Threats by Zoran Čegar to CIN journalists

In late October 2022, displeased with the article CIN published about his property, Čegar threatened CIN journalists in front of the Municipal Court building in Dubrovnik

CIN journalists asked Čegar for a comment in front of the Court building. He reacted violently, attacking the journalist: “Don’t make me rip your throat out!”

This was not the first time for Officer Čegar to threaten CIN journalists. During the investigation, in a short telephone conversation, he refused to speak, using threats and curses. Alluding to his position, he said that “various people kept him informed” about journalists’ whereabouts and work.”

“I know everything, I’m not running a tobacco shop!”.

Condemnation Of Threats Addressed To CIN Reporters and Reports Against Zoran Čegar
Many domestic and international organizations sought a reaction from the domestic authorities regarding the threats and insults Zoran Čegar, one of the heads of the FBiH Police Administration, directed at CIN reporters. The authorities were called to protect journalists from attacks. The threats were reported to the police and the prosecutor’s office.

CIN journalists discovered that Čegar, in real estate transactions with other sellers, also used other questionable property ownership documents.  In 2015, this police official acquired a business space of 110 square meters in the ski resort in Vlašić. He agreed to pool the funds with investor Nermin Šabanija from Sarajevo to construct the building, be he never registered ownership in his name.

Šabanija told CIN journalists that he had actually concluded a fictitious contract with Čegar and that he himself was only a nominal owner of the property.

He tried to use this property in the exchange of goods when buying a villa in Barice above Sarajevo in 2018, but the sellers doubted the authenticity of the documents. The owners of this half a million marks worth property were Sarajevo dentist Zlatan Radovanović and Čegar’s partner in the car trade, Kenan Krasnić Klanfa.

They too accused Čegar of occupying their property based on a questionable notarial agreement, and not paying the agreed price.

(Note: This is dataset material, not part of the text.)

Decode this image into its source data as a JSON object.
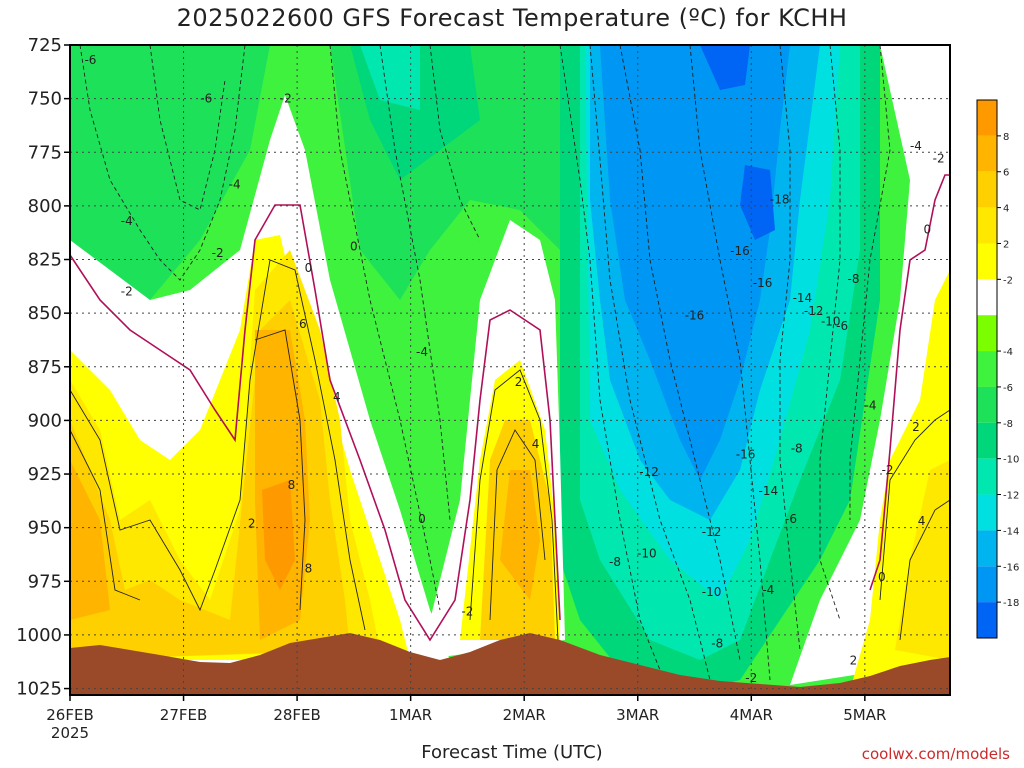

Mid-last year, the Municipal Court in Sarajevo rendered a first-instance judgment nullifying the documents that this police official used to register as the owner of the estate in Barice.

Disciplinary Proceedings Against Zoran Čegar In The Shadow of Criminal Investigations
Due to the criminal proceedings being conducted in BiH and Croatia against police chief Zoran Čegar for threats to reporters, the disciplinary proceedings initiated against him by the FUP for the same matter has been suspended.

Čegar is also on trial in Dubrovnik on charges of defrauding Darko Marković, the owner of Prožura, a yacht and car rental agency from the island of Mljet. According to the indictment of the Dubrovnik Public Attorney, in mid-2017, Čegar asked Marković to sell him an E-class Mercedes and a rubber boat, both property of the company. Čegar told him that he would pay him when he sold the land in Bosnia and Herzegovina (BiH), although he knew that he was not the owner but only the possessor of the land. He promised to reward Marković if his name did not appear in the contract. He wanted to cover up this trade, claiming that he, as a high-ranking police officer, did not want to be associated with this business transaction.

Marković believed him and, along with a power of attorney, he handed over the vessel and the car that Čegar later sold. Instead of paying 20,000 euros, Čegar asked to buy another vessel for 40,000 euros, offering Marković in return a share of land in BiH, but Marković refused and asked for the money for the boat and car that he handed over.